Sokurov’s goal in his series is to reveal the human side of tyrants as they face their own mortality.
“It is very often that the audience sees an ulterior motive behind my films — suggesting that my real goal is to show an inevitable punishment coming in various forms, but this is not fair,” Sokurov told The St. Petersburg Times in an interview before the premiere last year.
“I sympathize with my characters deeply, and don’t feel vindictive when filming them. I am trying to understand what was behind their actions and what emotions led them into totalitarianism.”
Yoshiko Arakawa, who teaches Japanese at the Oriental Faculty of the St. Petersburg State University, says she welcomed Sokurov’s film.
“I belong to a generation that did not see the deified emperor, and therefore I was able to perceive Hirohito as a human being,” Arakawa said.
“In the film, I took the emperor naturally, as a mortal individual, as a reserved, reflexive, tongue-tied Japanese man, in a state of a deep distress. If my grandmother saw the film, she would probably have felt differently.”
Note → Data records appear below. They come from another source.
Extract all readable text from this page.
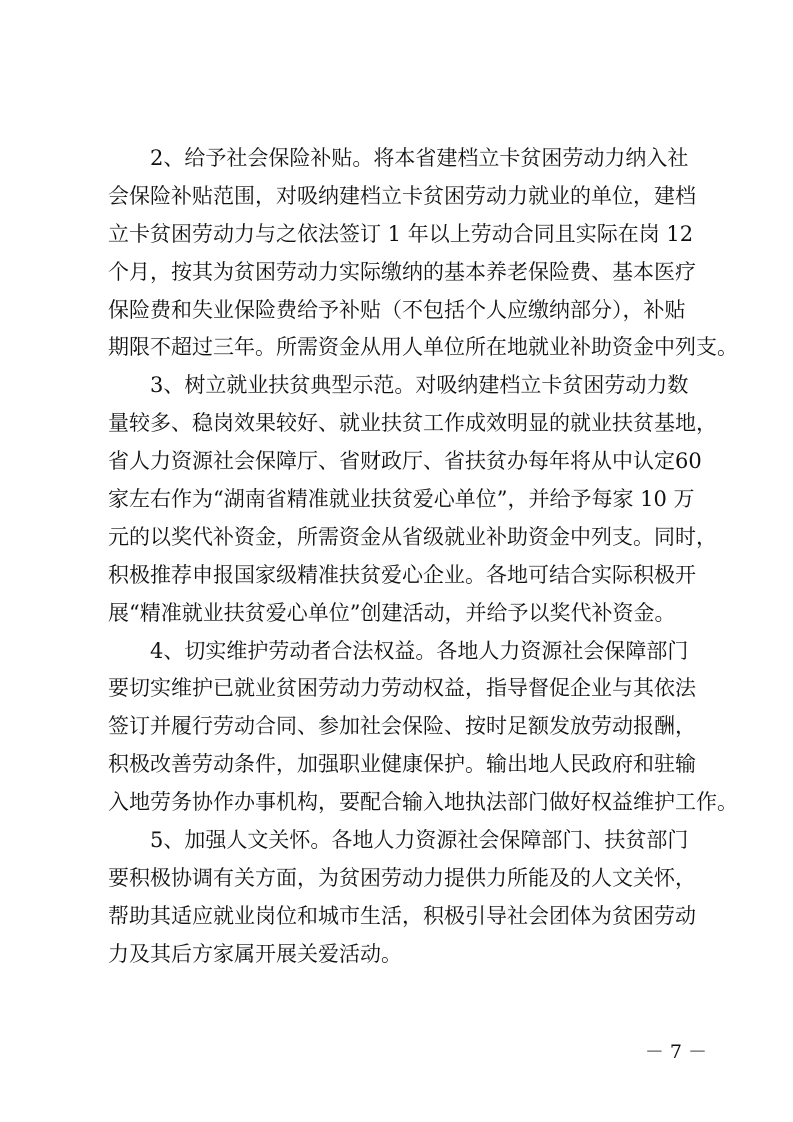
　　2、给予社会保险补贴。将本省建档立卡贫困劳动力纳入社
会保险补贴范围，对吸纳建档立卡贫困劳动力就业的单位，建档
立卡贫困劳动力与之依法签订 1 年以上劳动合同且实际在岗 12
个月，按其为贫困劳动力实际缴纳的基本养老保险费、基本医疗
保险费和失业保险费给予补贴（不包括个人应缴纳部分），补贴
期限不超过三年。所需资金从用人单位所在地就业补助资金中列支。
　　3、树立就业扶贫典型示范。对吸纳建档立卡贫困劳动力数
量较多、稳岗效果较好、就业扶贫工作成效明显的就业扶贫基地，
省人力资源社会保障厅、省财政厅、省扶贫办每年将从中认定60
家左右作为“湖南省精准就业扶贫爱心单位”，并给予每家 10 万
元的以奖代补资金，所需资金从省级就业补助资金中列支。同时，
积极推荐申报国家级精准扶贫爱心企业。各地可结合实际积极开
展“精准就业扶贫爱心单位”创建活动，并给予以奖代补资金。
　　4、切实维护劳动者合法权益。各地人力资源社会保障部门
要切实维护已就业贫困劳动力劳动权益，指导督促企业与其依法
签订并履行劳动合同、参加社会保险、按时足额发放劳动报酬，
积极改善劳动条件，加强职业健康保护。输出地人民政府和驻输
入地劳务协作办事机构，要配合输入地执法部门做好权益维护工作。
　　5、加强人文关怀。各地人力资源社会保障部门、扶贫部门
要积极协调有关方面，为贫困劳动力提供力所能及的人文关怀，
帮助其适应就业岗位和城市生活，积极引导社会团体为贫困劳动
力及其后方家属开展关爱活动。
－ 7 －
“In a way, my father was a bit like that: he was not very sociable, often lost in thought and did not talk very much,” Arakawa added.
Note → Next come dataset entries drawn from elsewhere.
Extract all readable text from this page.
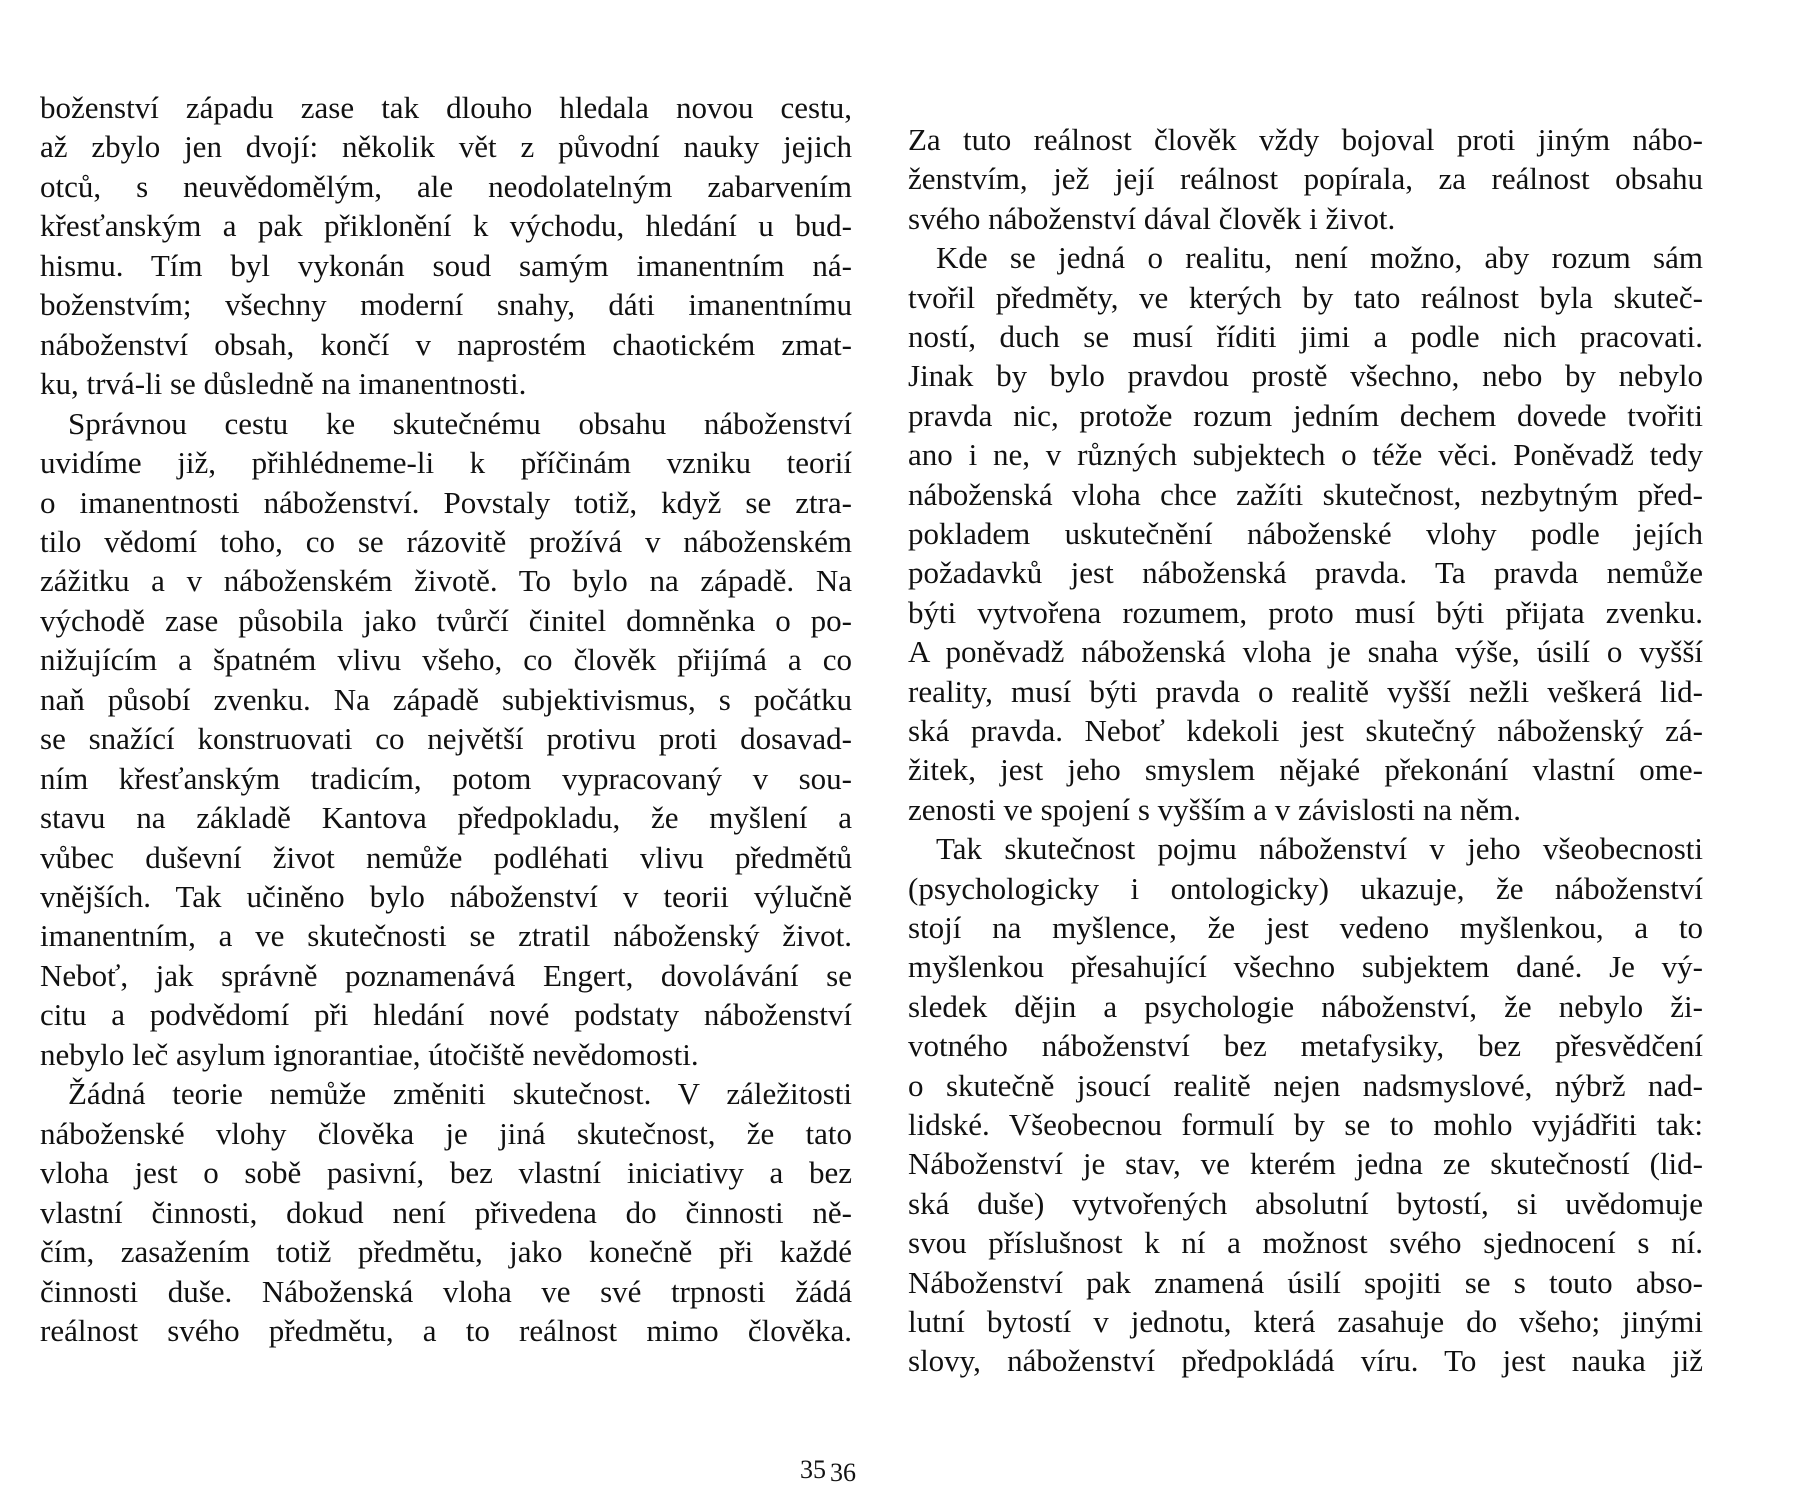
boženství západu zase tak dlouho hledala novou cestu,
až zbylo jen dvojí: několik vět z původní nauky jejich
otců, s neuvědomělým, ale neodolatelným zabarvením
křesťanským a pak přiklonění k východu, hledání u bud-
hismu. Tím byl vykonán soud samým imanentním ná-
boženstvím; všechny moderní snahy, dáti imanentnímu
náboženství obsah, končí v naprostém chaotickém zmat-
ku, trvá-li se důsledně na imanentnosti.
Správnou cestu ke skutečnému obsahu náboženství
uvidíme již, přihlédneme-li k příčinám vzniku teorií
o imanentnosti náboženství. Povstaly totiž, když se ztra-
tilo vědomí toho, co se rázovitě prožívá v náboženském
zážitku a v náboženském životě. To bylo na západě. Na
východě zase působila jako tvůrčí činitel domněnka o po-
nižujícím a špatném vlivu všeho, co člověk přijímá a co
naň působí zvenku. Na západě subjektivismus, s počátku
se snažící konstruovati co největší protivu proti dosavad-
ním křesťanským tradicím, potom vypracovaný v sou-
stavu na základě Kantova předpokladu, že myšlení a
vůbec duševní život nemůže podléhati vlivu předmětů
vnějších. Tak učiněno bylo náboženství v teorii výlučně
imanentním, a ve skutečnosti se ztratil náboženský život.
Neboť, jak správně poznamenává Engert, dovolávání se
citu a podvědomí při hledání nové podstaty náboženství
nebylo leč asylum ignorantiae, útočiště nevědomosti.
Žádná teorie nemůže změniti skutečnost. V záležitosti
náboženské vlohy člověka je jiná skutečnost, že tato
vloha jest o sobě pasivní, bez vlastní iniciativy a bez
vlastní činnosti, dokud není přivedena do činnosti ně-
čím, zasažením totiž předmětu, jako konečně při každé
činnosti duše. Náboženská vloha ve své trpnosti žádá
reálnost svého předmětu, a to reálnost mimo člověka.
35
Za tuto reálnost člověk vždy bojoval proti jiným nábo-
ženstvím, jež její reálnost popírala, za reálnost obsahu
svého náboženství dával člověk i život.
Kde se jedná o realitu, není možno, aby rozum sám
tvořil předměty, ve kterých by tato reálnost byla skuteč-
ností, duch se musí říditi jimi a podle nich pracovati.
Jinak by bylo pravdou prostě všechno, nebo by nebylo
pravda nic, protože rozum jedním dechem dovede tvořiti
ano i ne, v různých subjektech o téže věci. Poněvadž tedy
náboženská vloha chce zažíti skutečnost, nezbytným před-
pokladem uskutečnění náboženské vlohy podle jejích
požadavků jest náboženská pravda. Ta pravda nemůže
býti vytvořena rozumem, proto musí býti přijata zvenku.
A poněvadž náboženská vloha je snaha výše, úsilí o vyšší
reality, musí býti pravda o realitě vyšší nežli veškerá lid-
ská pravda. Neboť kdekoli jest skutečný náboženský zá-
žitek, jest jeho smyslem nějaké překonání vlastní ome-
zenosti ve spojení s vyšším a v závislosti na něm.
Tak skutečnost pojmu náboženství v jeho všeobecnosti
(psychologicky i ontologicky) ukazuje, že náboženství
stojí na myšlence, že jest vedeno myšlenkou, a to
myšlenkou přesahující všechno subjektem dané. Je vý-
sledek dějin a psychologie náboženství, že nebylo ži-
votného náboženství bez metafysiky, bez přesvědčení
o skutečně jsoucí realitě nejen nadsmyslové, nýbrž nad-
lidské. Všeobecnou formulí by se to mohlo vyjádřiti tak:
Náboženství je stav, ve kterém jedna ze skutečností (lid-
ská duše) vytvořených absolutní bytostí, si uvědomuje
svou příslušnost k ní a možnost svého sjednocení s ní.
Náboženství pak znamená úsilí spojiti se s touto abso-
lutní bytostí v jednotu, která zasahuje do všeho; jinými
slovy, náboženství předpokládá víru. To jest nauka již
36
St. Petersburg actor Leonid Mozgovoi has starred in a number of Sokurov’s films and played Lenin in “Taurus” and Hitler in “Moloch.” Mozgovoi believes one of Sokurov’s strongest points as a filmmaker is his solid understanding of the human soul.
“All of us, consciously or unconsciously, have done harm to other people,” the actor said. “We were being unfair. Almost everyone knows what guilt and shame feel like, and so do I. And I called upon these very feelings when I was working on the roles of tyrants.”
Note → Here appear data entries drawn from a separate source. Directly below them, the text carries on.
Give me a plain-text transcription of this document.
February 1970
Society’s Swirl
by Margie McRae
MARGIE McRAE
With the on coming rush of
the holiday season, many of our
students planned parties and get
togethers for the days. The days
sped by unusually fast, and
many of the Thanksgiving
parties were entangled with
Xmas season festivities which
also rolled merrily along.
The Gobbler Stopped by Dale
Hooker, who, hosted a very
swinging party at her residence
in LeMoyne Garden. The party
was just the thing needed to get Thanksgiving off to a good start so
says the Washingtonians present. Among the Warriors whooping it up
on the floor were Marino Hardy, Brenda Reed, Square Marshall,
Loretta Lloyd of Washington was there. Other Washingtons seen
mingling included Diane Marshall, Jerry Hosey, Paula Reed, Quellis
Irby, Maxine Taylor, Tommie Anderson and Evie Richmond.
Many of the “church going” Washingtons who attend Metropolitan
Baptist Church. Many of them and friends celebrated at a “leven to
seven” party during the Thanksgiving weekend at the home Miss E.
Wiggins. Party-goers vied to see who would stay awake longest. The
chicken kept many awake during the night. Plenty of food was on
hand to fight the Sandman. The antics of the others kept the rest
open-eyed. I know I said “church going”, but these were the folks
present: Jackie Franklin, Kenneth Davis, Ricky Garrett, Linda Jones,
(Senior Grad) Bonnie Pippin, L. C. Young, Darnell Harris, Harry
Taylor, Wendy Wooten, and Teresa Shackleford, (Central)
“The Sun” has premiered in Japan during a time when, each year, controversy flares over the Yasukuni shrine in Tokyo, a burial site for those killed during World War II. Every summer during the Mitama Matsumi (The Soul Festival), the annual event to commemorate the 2.5 million dead, divisions over Japan’s role in World War II are exposed.
The film’s Japanese distributor delayed the release of “The Sun” because of fears that conservatives would protest at the portrayal of the Hirohito and the royal family, the BBC reported.
“People were really worried about the chance of violence from right wing groups, so companies were fearful of buying the rights,” said Michio Koshikawa, head of distribution firm Slow Learner Ltd.
“But I think the movie will be a good chance to discuss the whole issue of Emperor Hirohito,” he said. “Being able to talk freely about Emperor Hirohito would show that things in Japan have finally normalized.”
Arakawa said, “Considering this context, it would have been much more difficult for a Japanese filmmaker to produce a film about Hirohito. I think Sokurov’s film is very good: quiet and meditative. I enjoyed it.”